Tuesday, February 9, 2010
Naive Anthropomorphisms
Children's stories contain animals, even objects, that have human-like characteristics. They have not only intentions, but often faces. Further, they are either good or bad. Only later do we learn that most of the world is not so much malicious as indifferent. Hopefully, we learn that many most facets of society, such as income distribution, or the creation of cities, of technologies, is an emergent phenomenon, created but not designed by individuals, and singular individuals mainly help us apply a narrative.
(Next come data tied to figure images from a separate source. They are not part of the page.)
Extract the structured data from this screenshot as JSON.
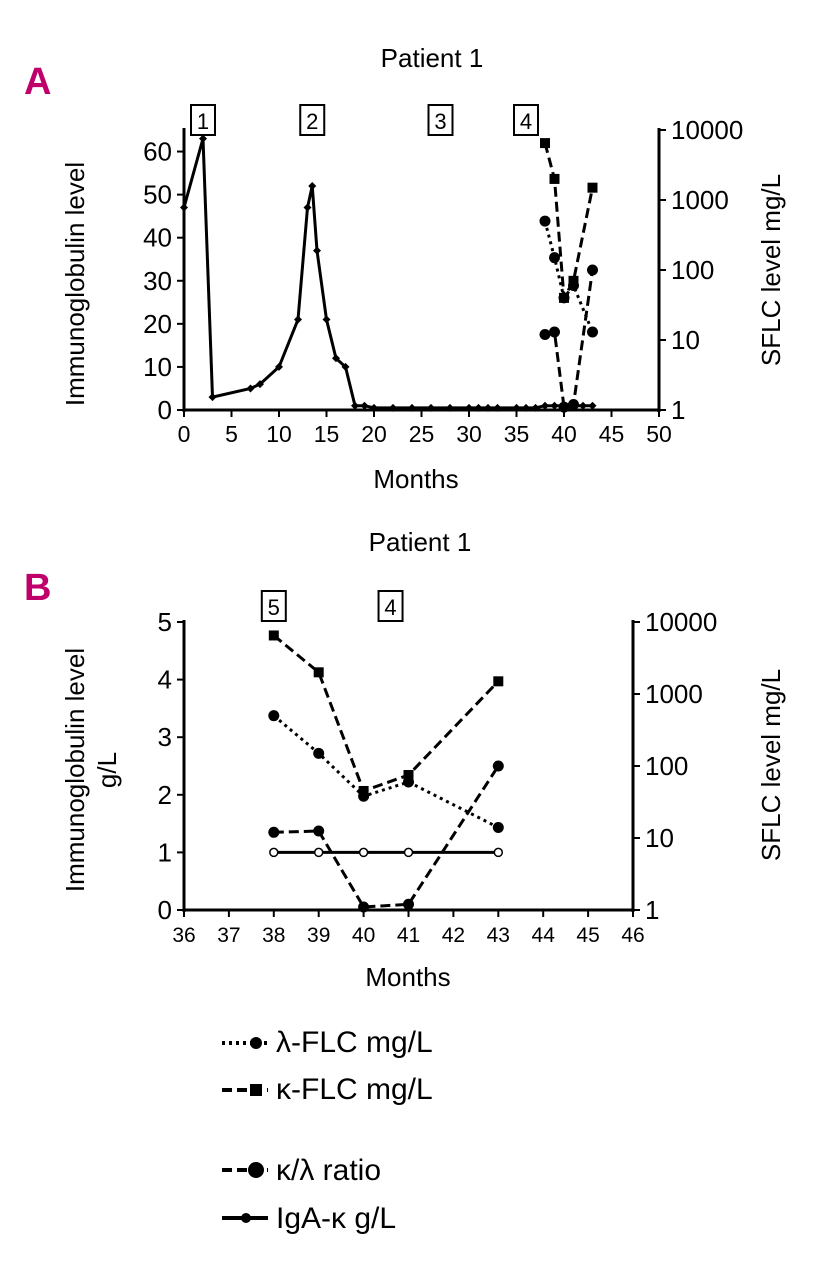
{
  "colors": {
    "panel_letter": "#c0006a",
    "ink": "#000000",
    "background": "#ffffff"
  },
  "legend": [
    {
      "label": "λ-FLC mg/L",
      "style": "dotted-circle"
    },
    {
      "label": "κ-FLC mg/L",
      "style": "dashed-square"
    },
    {
      "label": "κ/λ ratio",
      "style": "dashed-circle"
    },
    {
      "label": "IgA-κ g/L",
      "style": "solid-circle"
    }
  ],
  "chart_data": [
    {
      "panel": "A",
      "type": "line",
      "title": "Patient 1",
      "xlabel": "Months",
      "ylabel": "Immunoglobulin level",
      "y2label": "SFLC level mg/L",
      "xlim": [
        0,
        50
      ],
      "ylim": [
        0,
        65
      ],
      "y2lim": [
        1,
        10000
      ],
      "y2scale": "log",
      "xticks": [
        0,
        5,
        10,
        15,
        20,
        25,
        30,
        35,
        40,
        45,
        50
      ],
      "yticks": [
        0,
        10,
        20,
        30,
        40,
        50,
        60
      ],
      "y2ticks": [
        1,
        10,
        100,
        1000,
        10000
      ],
      "annotations": [
        {
          "label": "1",
          "x": 2
        },
        {
          "label": "2",
          "x": 13.5
        },
        {
          "label": "3",
          "x": 27
        },
        {
          "label": "4",
          "x": 36
        }
      ],
      "series": [
        {
          "name": "IgA-κ g/L",
          "axis": "left",
          "marker": "diamond",
          "dash": "solid",
          "x": [
            0,
            2,
            3,
            7,
            8,
            10,
            12,
            13,
            13.5,
            14,
            15,
            16,
            17,
            18,
            19,
            20,
            22,
            24,
            26,
            28,
            30,
            31,
            32,
            33,
            35,
            36,
            37,
            38,
            39,
            40,
            41,
            42,
            43
          ],
          "y": [
            47,
            63,
            3,
            5,
            6,
            10,
            21,
            47,
            52,
            37,
            21,
            12,
            10,
            1,
            1,
            0.5,
            0.5,
            0.5,
            0.5,
            0.5,
            0.5,
            0.5,
            0.5,
            0.5,
            0.5,
            0.5,
            0.5,
            1,
            1,
            1,
            1,
            1,
            1
          ]
        },
        {
          "name": "κ-FLC mg/L",
          "axis": "right",
          "marker": "square",
          "dash": "dashed",
          "x": [
            38,
            39,
            40,
            41,
            43
          ],
          "y": [
            6500,
            2000,
            40,
            70,
            1500
          ]
        },
        {
          "name": "λ-FLC mg/L",
          "axis": "right",
          "marker": "circle",
          "dash": "dotted",
          "x": [
            38,
            39,
            40,
            41,
            43
          ],
          "y": [
            500,
            150,
            40,
            60,
            13
          ]
        },
        {
          "name": "κ/λ ratio",
          "axis": "right",
          "marker": "circle",
          "dash": "dashed",
          "x": [
            38,
            39,
            40,
            41,
            43
          ],
          "y": [
            12,
            13,
            1.1,
            1.2,
            100
          ]
        }
      ]
    },
    {
      "panel": "B",
      "type": "line",
      "title": "Patient 1",
      "xlabel": "Months",
      "ylabel": "Immunoglobulin level g/L",
      "ylabel_lines": [
        "Immunoglobulin level",
        "g/L"
      ],
      "y2label": "SFLC level mg/L",
      "xlim": [
        36,
        46
      ],
      "ylim": [
        0,
        5
      ],
      "y2lim": [
        1,
        10000
      ],
      "y2scale": "log",
      "xticks": [
        36,
        37,
        38,
        39,
        40,
        41,
        42,
        43,
        44,
        45,
        46
      ],
      "yticks": [
        0,
        1,
        2,
        3,
        4,
        5
      ],
      "y2ticks": [
        1,
        10,
        100,
        1000,
        10000
      ],
      "annotations": [
        {
          "label": "5",
          "x": 38
        },
        {
          "label": "4",
          "x": 40.6
        }
      ],
      "series": [
        {
          "name": "κ-FLC mg/L",
          "axis": "right",
          "marker": "square",
          "dash": "dashed",
          "x": [
            38,
            39,
            40,
            41,
            43
          ],
          "y": [
            6500,
            2000,
            45,
            75,
            1500
          ]
        },
        {
          "name": "λ-FLC mg/L",
          "axis": "right",
          "marker": "circle",
          "dash": "dotted",
          "x": [
            38,
            39,
            40,
            41,
            43
          ],
          "y": [
            500,
            150,
            38,
            60,
            14
          ]
        },
        {
          "name": "κ/λ ratio",
          "axis": "right",
          "marker": "circle",
          "dash": "dashed",
          "x": [
            38,
            39,
            40,
            41,
            43
          ],
          "y": [
            12,
            12.5,
            1.1,
            1.2,
            100
          ]
        },
        {
          "name": "IgA-κ g/L",
          "axis": "left",
          "marker": "open-circle",
          "dash": "solid",
          "x": [
            38,
            39,
            40,
            41,
            43
          ],
          "y": [
            1,
            1,
            1,
            1,
            1
          ]
        }
      ]
    }
  ]
}
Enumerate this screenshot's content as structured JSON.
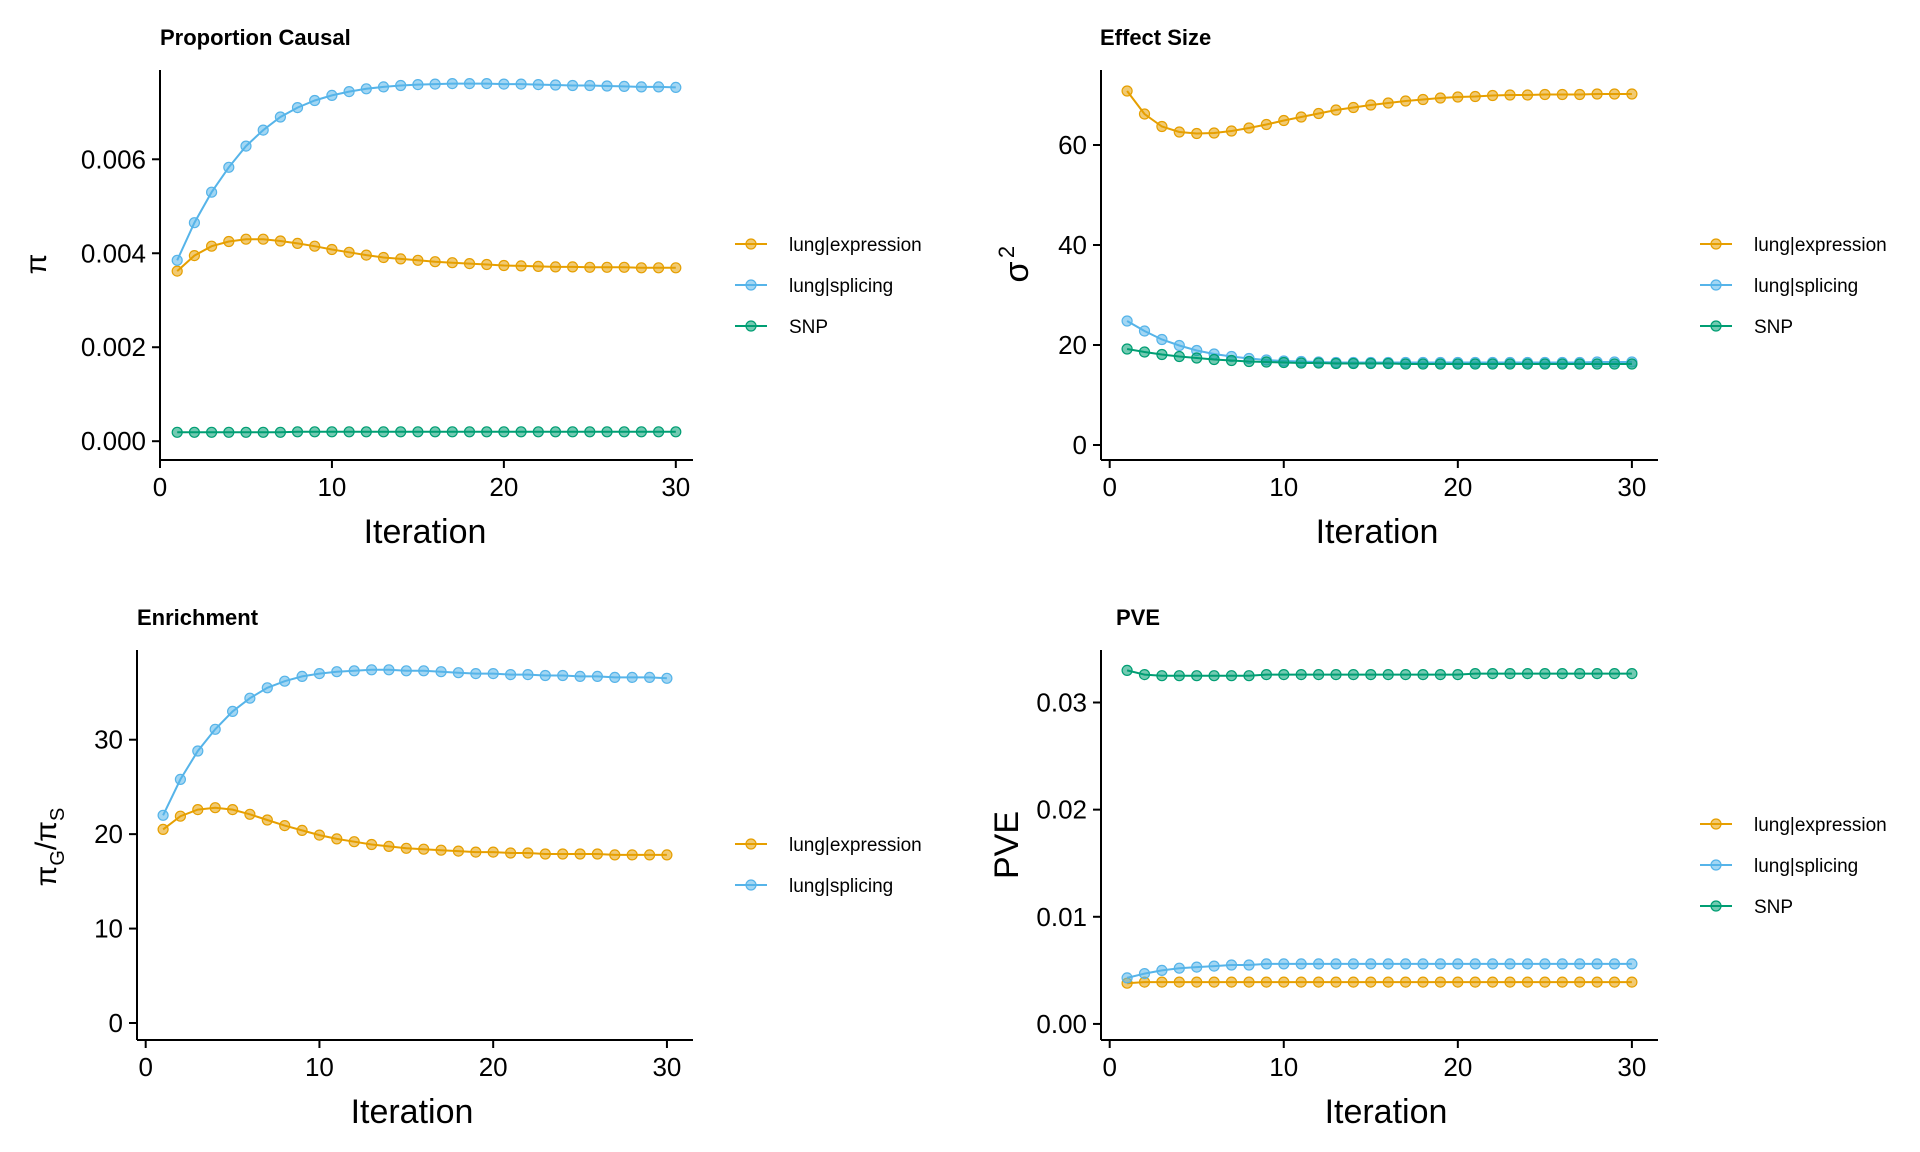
{
  "colors": {
    "lung|expression": "#E69F00",
    "lung|splicing": "#56B4E9",
    "SNP": "#009E73"
  },
  "chart_data": [
    {
      "id": "proportion-causal",
      "type": "line",
      "title": "Proportion Causal",
      "xlabel": "Iteration",
      "ylabel": "π",
      "xlim": [
        0,
        31
      ],
      "ylim": [
        -0.0004,
        0.0079
      ],
      "xticks": [
        0,
        10,
        20,
        30
      ],
      "xtick_labels": [
        "0",
        "10",
        "20",
        "30"
      ],
      "yticks": [
        0,
        0.002,
        0.004,
        0.006
      ],
      "ytick_labels": [
        "0.000",
        "0.002",
        "0.004",
        "0.006"
      ],
      "grid": false,
      "legend_position": "right",
      "x": [
        1,
        2,
        3,
        4,
        5,
        6,
        7,
        8,
        9,
        10,
        11,
        12,
        13,
        14,
        15,
        16,
        17,
        18,
        19,
        20,
        21,
        22,
        23,
        24,
        25,
        26,
        27,
        28,
        29,
        30
      ],
      "series": [
        {
          "name": "lung|expression",
          "values": [
            0.00362,
            0.00395,
            0.00415,
            0.00425,
            0.0043,
            0.0043,
            0.00426,
            0.00421,
            0.00415,
            0.00408,
            0.00402,
            0.00396,
            0.00391,
            0.00388,
            0.00385,
            0.00382,
            0.0038,
            0.00378,
            0.00376,
            0.00374,
            0.00373,
            0.00372,
            0.00371,
            0.00371,
            0.0037,
            0.0037,
            0.0037,
            0.00369,
            0.00369,
            0.00369
          ]
        },
        {
          "name": "lung|splicing",
          "values": [
            0.00385,
            0.00465,
            0.0053,
            0.00583,
            0.00628,
            0.00662,
            0.0069,
            0.0071,
            0.00725,
            0.00736,
            0.00744,
            0.0075,
            0.00754,
            0.00757,
            0.00759,
            0.0076,
            0.00761,
            0.00761,
            0.00761,
            0.0076,
            0.0076,
            0.00759,
            0.00758,
            0.00757,
            0.00757,
            0.00756,
            0.00755,
            0.00754,
            0.00754,
            0.00753
          ]
        },
        {
          "name": "SNP",
          "values": [
            0.00019,
            0.00019,
            0.00019,
            0.00019,
            0.00019,
            0.00019,
            0.00019,
            0.0002,
            0.0002,
            0.0002,
            0.0002,
            0.0002,
            0.0002,
            0.0002,
            0.0002,
            0.0002,
            0.0002,
            0.0002,
            0.0002,
            0.0002,
            0.0002,
            0.0002,
            0.0002,
            0.0002,
            0.0002,
            0.0002,
            0.0002,
            0.0002,
            0.0002,
            0.0002
          ]
        }
      ]
    },
    {
      "id": "effect-size",
      "type": "line",
      "title": "Effect Size",
      "xlabel": "Iteration",
      "ylabel": "σ²",
      "xlim": [
        -0.5,
        31.5
      ],
      "ylim": [
        -3,
        75
      ],
      "xticks": [
        0,
        10,
        20,
        30
      ],
      "xtick_labels": [
        "0",
        "10",
        "20",
        "30"
      ],
      "yticks": [
        0,
        20,
        40,
        60
      ],
      "ytick_labels": [
        "0",
        "20",
        "40",
        "60"
      ],
      "grid": false,
      "legend_position": "right",
      "x": [
        1,
        2,
        3,
        4,
        5,
        6,
        7,
        8,
        9,
        10,
        11,
        12,
        13,
        14,
        15,
        16,
        17,
        18,
        19,
        20,
        21,
        22,
        23,
        24,
        25,
        26,
        27,
        28,
        29,
        30
      ],
      "series": [
        {
          "name": "lung|expression",
          "values": [
            70.8,
            66.2,
            63.7,
            62.6,
            62.3,
            62.4,
            62.8,
            63.4,
            64.1,
            64.9,
            65.6,
            66.3,
            67.0,
            67.5,
            68.0,
            68.4,
            68.8,
            69.1,
            69.4,
            69.6,
            69.7,
            69.9,
            70.0,
            70.0,
            70.1,
            70.1,
            70.1,
            70.2,
            70.2,
            70.2
          ]
        },
        {
          "name": "lung|splicing",
          "values": [
            24.8,
            22.8,
            21.1,
            19.9,
            18.9,
            18.2,
            17.7,
            17.3,
            17.0,
            16.8,
            16.7,
            16.6,
            16.5,
            16.5,
            16.5,
            16.5,
            16.5,
            16.5,
            16.5,
            16.5,
            16.5,
            16.5,
            16.5,
            16.5,
            16.5,
            16.5,
            16.5,
            16.6,
            16.6,
            16.6
          ]
        },
        {
          "name": "SNP",
          "values": [
            19.2,
            18.6,
            18.1,
            17.7,
            17.4,
            17.1,
            16.9,
            16.7,
            16.6,
            16.5,
            16.4,
            16.4,
            16.3,
            16.3,
            16.3,
            16.3,
            16.2,
            16.2,
            16.2,
            16.2,
            16.2,
            16.2,
            16.2,
            16.2,
            16.2,
            16.2,
            16.2,
            16.2,
            16.2,
            16.2
          ]
        }
      ]
    },
    {
      "id": "enrichment",
      "type": "line",
      "title": "Enrichment",
      "xlabel": "Iteration",
      "ylabel": "πG/πS",
      "xlim": [
        -0.5,
        31.5
      ],
      "ylim": [
        -1.8,
        39.5
      ],
      "xticks": [
        0,
        10,
        20,
        30
      ],
      "xtick_labels": [
        "0",
        "10",
        "20",
        "30"
      ],
      "yticks": [
        0,
        10,
        20,
        30
      ],
      "ytick_labels": [
        "0",
        "10",
        "20",
        "30"
      ],
      "grid": false,
      "legend_position": "right",
      "x": [
        1,
        2,
        3,
        4,
        5,
        6,
        7,
        8,
        9,
        10,
        11,
        12,
        13,
        14,
        15,
        16,
        17,
        18,
        19,
        20,
        21,
        22,
        23,
        24,
        25,
        26,
        27,
        28,
        29,
        30
      ],
      "series": [
        {
          "name": "lung|expression",
          "values": [
            20.5,
            21.9,
            22.6,
            22.8,
            22.6,
            22.1,
            21.5,
            20.9,
            20.4,
            19.9,
            19.5,
            19.2,
            18.9,
            18.7,
            18.5,
            18.4,
            18.3,
            18.2,
            18.1,
            18.1,
            18.0,
            18.0,
            17.9,
            17.9,
            17.9,
            17.9,
            17.8,
            17.8,
            17.8,
            17.8
          ]
        },
        {
          "name": "lung|splicing",
          "values": [
            22.0,
            25.8,
            28.8,
            31.1,
            33.0,
            34.4,
            35.5,
            36.2,
            36.7,
            37.0,
            37.2,
            37.3,
            37.4,
            37.4,
            37.3,
            37.3,
            37.2,
            37.1,
            37.0,
            37.0,
            36.9,
            36.9,
            36.8,
            36.8,
            36.7,
            36.7,
            36.6,
            36.6,
            36.6,
            36.5
          ]
        }
      ]
    },
    {
      "id": "pve",
      "type": "line",
      "title": "PVE",
      "xlabel": "Iteration",
      "ylabel": "PVE",
      "xlim": [
        -0.5,
        31.5
      ],
      "ylim": [
        -0.0015,
        0.0349
      ],
      "xticks": [
        0,
        10,
        20,
        30
      ],
      "xtick_labels": [
        "0",
        "10",
        "20",
        "30"
      ],
      "yticks": [
        0,
        0.01,
        0.02,
        0.03
      ],
      "ytick_labels": [
        "0.00",
        "0.01",
        "0.02",
        "0.03"
      ],
      "grid": false,
      "legend_position": "right",
      "x": [
        1,
        2,
        3,
        4,
        5,
        6,
        7,
        8,
        9,
        10,
        11,
        12,
        13,
        14,
        15,
        16,
        17,
        18,
        19,
        20,
        21,
        22,
        23,
        24,
        25,
        26,
        27,
        28,
        29,
        30
      ],
      "series": [
        {
          "name": "lung|expression",
          "values": [
            0.0038,
            0.0039,
            0.0039,
            0.0039,
            0.0039,
            0.0039,
            0.0039,
            0.0039,
            0.0039,
            0.0039,
            0.0039,
            0.0039,
            0.0039,
            0.0039,
            0.0039,
            0.0039,
            0.0039,
            0.0039,
            0.0039,
            0.0039,
            0.0039,
            0.0039,
            0.0039,
            0.0039,
            0.0039,
            0.0039,
            0.0039,
            0.0039,
            0.0039,
            0.0039
          ]
        },
        {
          "name": "lung|splicing",
          "values": [
            0.0043,
            0.0047,
            0.005,
            0.0052,
            0.0053,
            0.0054,
            0.0055,
            0.0055,
            0.0056,
            0.0056,
            0.0056,
            0.0056,
            0.0056,
            0.0056,
            0.0056,
            0.0056,
            0.0056,
            0.0056,
            0.0056,
            0.0056,
            0.0056,
            0.0056,
            0.0056,
            0.0056,
            0.0056,
            0.0056,
            0.0056,
            0.0056,
            0.0056,
            0.0056
          ]
        },
        {
          "name": "SNP",
          "values": [
            0.033,
            0.0326,
            0.0325,
            0.0325,
            0.0325,
            0.0325,
            0.0325,
            0.0325,
            0.0326,
            0.0326,
            0.0326,
            0.0326,
            0.0326,
            0.0326,
            0.0326,
            0.0326,
            0.0326,
            0.0326,
            0.0326,
            0.0326,
            0.0327,
            0.0327,
            0.0327,
            0.0327,
            0.0327,
            0.0327,
            0.0327,
            0.0327,
            0.0327,
            0.0327
          ]
        }
      ]
    }
  ]
}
So, smarmy Elizabeth Warren, writes an article today that suggests all bank policy is the result of bank CEO intentions. They " brought the economy to its knees", and now are "determined to stop any kind of watchdog" (the SEC, Fed, FDIC, OCC, and state insurance regulators don't seem to count). They are "bonus babies who were so short-sighted that they put the economy at risk and contributed to the destruction of their own companies". She shows not mere mistrust, but contempt for the the financial market she plans on controlling. As William F. Buckley put it, I would rather have Citibank be run by the first 100 names in the Boston phone directory than a bunch of Harvard professors.
I've worked with a CEO of a large financial organization. He was a nice guy, but he had very little to do with the pricing, product design, or other tactical strategic issues in the bank. He managed 'the process', personalities, did public relations, and perhaps championed a handful of corporate actions such as acquisitions. To personify the banking industry's actions as the will of their individual leaders, is like saying that America does what Obama wants it to do. They have more of a say than anyone, but it's still a small say.
If Jamie Dimon wanted to price, say, credit cards at a rate higher, lower, or less nuanced than other banks, more power to him, but if that tactic started losing money, it would be abandoned, and if it made money it would be copied. That's how the market works, profits tell banks what to do, losses what not to do. To the extent they are making short term profits, say by lending to windfarms due to a stimulus package windfall, investors are the only ones with real incentives to evaluate and punish firms for this behavior. After all, in Washington, they not only still encourage home loans with only 3.5% down, they shamelessly blame bankers for lending too much to home buyers while boasting about their affordable housing initiatives that made any regulatory concern about lower underwriting criteria impossible, and indeed sued firms, and blocked their mergers, if they did not meet lending targets to people who by definition had little income (historically underserved communities).
That someone with such a understanding of complex financial institutions highlights her naiveté, as if things are what they are, not because they are an equilibrium of borrower and saver preferences, but rather, the whims of The Captains of Industry in their top hats. To give her power, would merely reinforce what everyone in the industry knows, that Washington regulators are out-of-touch. For her, competition is simply a "race to the bottom to develop new ways to trick customers", and so we should expect her to create a 'stable' industry, like in our education and postal industries, where there is limited competition but lots of guarantees, and little or no productivity growth. She knows what banking customers want, and so doesn't trust a market to provide quality services and products because evil CEOs hypnotize their customers into thinking they want things they really don't. A better definition of a do-gooder cannot be found. I think she might be successful in her primary objective, in that socialists countries were immune from financial crises. I just think she doesn't realize this cripples GDP growth, as highlighted by the Cold War 'experiment'. After all, you can keep a pet from getting sick by killing it, if that's your sole objective.
Bad things aren't the result of evil intentions, so much as smart people overconfident in their ability to make the world a better place. They see people who disagree with their means as disagreeing with their ends, totally dismissing the possibility that they could be making things worse. She thinks her new fiefdom, the CFPA , will "consolidate seven separate bureaucracies, cut down on paperwork, and promote understandable consumer products. In the process, it will stabilize the industry, rebuild confidence in the securitization market, and leave more money in the pockets of families". ORLY? When has a new bureaucracy reduced bureaucracy? When has it 'cut down on paperwork'? The pages of fine print and endless places to initial are because of our laws and regulations, not in spite them. Will the bureaucracy make people wealthier? Well, government's the main place of employment growth, so I guess things are looking up.